During his junior and senior years, Organ worked as editor of the Bison, and during the intervening summer, Dr. Clifton Ganus Jr., who was about to become president, invited him to work in Harding’s public relations office after graduation.
“That [job offer] kind of was an answered prayer for me in terms of what I was going to do,” Organ said. “I had already kind of decided that I didn’t love math enough to do much with it. I thought I would like to teach at Harding.”
It was also during his senior year that Organ dated Sherry, an English major whom he had met in chemistry his sophomore year. He graduated in 1966, and when he went to the University of Missouri to pursue a master’s in journalism, she was completing her senior year, so the two wrote letters daily.
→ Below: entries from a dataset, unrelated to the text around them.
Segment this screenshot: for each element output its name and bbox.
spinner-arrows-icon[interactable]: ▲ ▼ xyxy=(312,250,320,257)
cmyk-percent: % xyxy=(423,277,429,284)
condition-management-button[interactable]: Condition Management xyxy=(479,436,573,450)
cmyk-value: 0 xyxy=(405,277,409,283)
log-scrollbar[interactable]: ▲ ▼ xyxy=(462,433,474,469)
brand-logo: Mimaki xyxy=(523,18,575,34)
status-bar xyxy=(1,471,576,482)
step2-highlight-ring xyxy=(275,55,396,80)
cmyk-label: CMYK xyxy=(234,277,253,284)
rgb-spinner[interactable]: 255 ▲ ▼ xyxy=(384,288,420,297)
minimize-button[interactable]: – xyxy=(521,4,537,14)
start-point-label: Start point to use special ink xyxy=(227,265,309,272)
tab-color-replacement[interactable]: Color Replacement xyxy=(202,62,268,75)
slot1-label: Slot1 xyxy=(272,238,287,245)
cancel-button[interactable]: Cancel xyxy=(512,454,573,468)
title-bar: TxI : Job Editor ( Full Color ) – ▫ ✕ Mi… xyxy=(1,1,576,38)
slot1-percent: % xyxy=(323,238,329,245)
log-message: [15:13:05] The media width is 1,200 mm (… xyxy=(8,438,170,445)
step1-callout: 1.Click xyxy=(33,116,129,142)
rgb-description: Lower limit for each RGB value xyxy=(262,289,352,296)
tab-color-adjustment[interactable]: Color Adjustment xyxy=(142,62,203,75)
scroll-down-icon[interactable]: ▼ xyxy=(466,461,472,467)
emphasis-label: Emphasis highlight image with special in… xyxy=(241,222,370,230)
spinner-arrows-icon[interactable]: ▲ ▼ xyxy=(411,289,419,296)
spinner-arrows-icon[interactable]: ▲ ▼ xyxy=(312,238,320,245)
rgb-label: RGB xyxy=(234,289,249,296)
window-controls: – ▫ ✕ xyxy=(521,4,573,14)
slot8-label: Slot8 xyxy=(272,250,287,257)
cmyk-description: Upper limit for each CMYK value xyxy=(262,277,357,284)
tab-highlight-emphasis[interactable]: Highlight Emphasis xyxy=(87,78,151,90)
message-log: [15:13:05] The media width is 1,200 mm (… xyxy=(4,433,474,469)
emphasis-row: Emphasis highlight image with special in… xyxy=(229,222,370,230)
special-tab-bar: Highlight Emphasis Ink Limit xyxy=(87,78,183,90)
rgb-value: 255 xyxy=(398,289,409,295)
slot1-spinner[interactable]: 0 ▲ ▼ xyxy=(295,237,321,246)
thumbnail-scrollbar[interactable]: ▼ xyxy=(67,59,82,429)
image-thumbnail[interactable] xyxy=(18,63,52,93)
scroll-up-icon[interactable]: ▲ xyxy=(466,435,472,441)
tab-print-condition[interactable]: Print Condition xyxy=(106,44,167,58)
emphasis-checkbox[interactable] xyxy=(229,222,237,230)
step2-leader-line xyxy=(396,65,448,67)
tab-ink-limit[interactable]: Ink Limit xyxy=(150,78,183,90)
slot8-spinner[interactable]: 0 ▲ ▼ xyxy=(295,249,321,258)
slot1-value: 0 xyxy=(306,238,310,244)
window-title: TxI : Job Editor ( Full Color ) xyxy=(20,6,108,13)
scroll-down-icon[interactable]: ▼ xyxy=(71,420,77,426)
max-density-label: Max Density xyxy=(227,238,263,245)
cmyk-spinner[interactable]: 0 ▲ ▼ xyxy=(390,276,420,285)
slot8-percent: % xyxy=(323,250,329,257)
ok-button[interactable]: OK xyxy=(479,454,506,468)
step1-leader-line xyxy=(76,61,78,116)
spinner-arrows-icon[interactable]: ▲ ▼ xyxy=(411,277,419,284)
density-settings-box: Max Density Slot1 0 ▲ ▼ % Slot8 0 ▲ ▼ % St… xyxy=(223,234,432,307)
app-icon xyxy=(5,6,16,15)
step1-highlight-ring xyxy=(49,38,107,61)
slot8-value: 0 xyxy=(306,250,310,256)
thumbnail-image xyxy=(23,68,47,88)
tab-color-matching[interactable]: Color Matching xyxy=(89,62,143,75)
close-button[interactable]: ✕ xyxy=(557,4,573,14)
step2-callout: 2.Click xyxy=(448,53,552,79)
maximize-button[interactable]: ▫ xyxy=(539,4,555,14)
They married in August of 1967 and began teaching at Harding that fall, he part time in the journalism department and she in the English department.
So as not to be drafted into the Vietnam War, Dennis Organ said he decided he wanted a “more substantial” teaching assignment. Harding did not require more journalism instruction but allowed him to teach English on what was essentially an adjunct basis. A couple years later, Organ determined that he wanted to teach full time.
Between the summer of ’72 and fall of ’74, Organ did his doctoral work in English at Texas Tech University. This was also his “family growing time”‘; he and his wife had adopted their first son before moving to Lubbock, Texas, and their family expanded to include three children, all of whom would later attend Harding.
After finishing at Texas Tech, Organ returned to Harding to teach. He became adviser to the Bison newspaper and worked with such staff members as Jerry “Boo” Mitchell, whose post-grad investigative reporting helped lead to the conviction of four Ku Klux Klan members for murders they committed in the 1960s. Organ said he is “really, really proud” of Mitchell. Organ served as the Bison adviser for three to five years, he said.
In 1976 because of his journalism experience, Organ took over putting together the Alpha Chi newsletter for Dr. Joseph Pryor, who was then the executive director of the honor society. Pryor decided to retire in 1993, and Organ succeeded him as executive director in 1994.
Organ also became chair of the English department in 1982 and served in that position until 2004, the year that he became dean of the humanities college. He said he enjoys administrative work because he likes problem solving — figuring out schedules and assignments, organizing things — and he enjoys the camaraderie of the English faculty.
“We have always had a good ‘collegial spirit’ in the department,” Organ said. “We just all were friends and got along well. … The human side of it was a joy to me.”
Likewise, Organ said he has enjoyed academic advising. Between advising and teaching, he has had the opportunity to work with nearly every English major who has passed through the department in the past few years.
Organ has taught numerous classes in mass communications and English, including public relations, editing, literature survey courses and British novel. He said teaching literature has been especially rewarding.
“Most people read literature, at least for pleasure, and so the teaching of literature is something that is kind of enriching in and of itself,” Organ said. “It’s like its aesthetic beauty is its excuse for being. … The study of literature is the study of how human beings have thought about themselves in their world and in their relationship to it and have expressed their God-given creative facilities, so it has to do with beauty, and it has to do with values and thought. I love literature because it combines the aesthetic and the instructional.”